第59条 識字率向上は社会的な利益に適うものである。国家の全ての住民は、法律の定める方法で貢献するものとする。
第60条 教職に就くには、法律の定める方法で能力を認定されることを要する。
公立又は私立の、文民又は軍人の教育施設において、国家の歴史、市民意識、道徳、共和国憲法、人権及び天然資源の保全のついての教育を義務付けるものとする。
国家の歴史及び憲法は、サルバドル人の教員が教えるものとする。
教授の自由は保障される。
第61条 高等教育は、特別法によって定めるものとする。エルサルバドル大学及びその他の国立大学は、教育、行政及び経済的な事項に関して自治権を享受する。教授の自由を尊重し、社会的サービスを提供するものとする。その組織及び運営に関する一般原則を定める、その法律の範囲内で制定される法令によって管理される。
毎年、国家予算には、国立大学を維持するための費用、並びにその財産を確保及び拡充するために必要な費用を計上する。これらの機関は、法律に従い、関連する国家機関の監督に服するものとする。
特別法により、教授の自由を尊重した上で、私立大学の設立及び運営について規制するものとする。これらの大学は社会的サービスを提供し、非営利とする。同法により、公立及び私立の技術機関の設置及び運営を規制するものとする。
国は、高等教育機関の民主的な運営及びその適切な学術水準を保障するものとする。
第62条 エルサルバドルの公用語はスペイン語である。政府は、その保存及び教育を保障する義務を負う。

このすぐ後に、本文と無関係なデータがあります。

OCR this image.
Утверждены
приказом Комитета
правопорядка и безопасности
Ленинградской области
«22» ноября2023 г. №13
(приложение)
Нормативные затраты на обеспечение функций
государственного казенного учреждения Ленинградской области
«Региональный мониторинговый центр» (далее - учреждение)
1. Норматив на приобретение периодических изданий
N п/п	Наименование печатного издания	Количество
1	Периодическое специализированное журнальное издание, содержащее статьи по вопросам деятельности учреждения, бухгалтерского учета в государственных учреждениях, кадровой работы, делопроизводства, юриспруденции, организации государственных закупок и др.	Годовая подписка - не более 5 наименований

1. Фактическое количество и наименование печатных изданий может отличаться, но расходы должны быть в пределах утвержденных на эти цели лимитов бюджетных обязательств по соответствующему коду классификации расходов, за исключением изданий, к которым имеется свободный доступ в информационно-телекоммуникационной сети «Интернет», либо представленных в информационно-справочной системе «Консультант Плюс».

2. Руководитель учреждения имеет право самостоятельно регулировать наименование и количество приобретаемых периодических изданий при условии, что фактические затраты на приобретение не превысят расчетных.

国内で使用される先住民族の言語は、文化遺産の一部であり、保存、普及及び尊重するものとする。
第63条 芸術的、歴史的及び考古学的な国家の財産は、サルバドルの文化的な国宝の一部を構成する。これは、国の保護下にあり、その保存のために特別法の対象とされる。
エルサルバドルは先住民族を認め、その民族的及び文化的なアイデンティティ、世界観、価値観並びに精神性を維持及び発展させるための政策を採択するものとする。
第64条 国家の象徴:国旗、国章及び国歌である。法律により、これに関する事項について定めるものとする。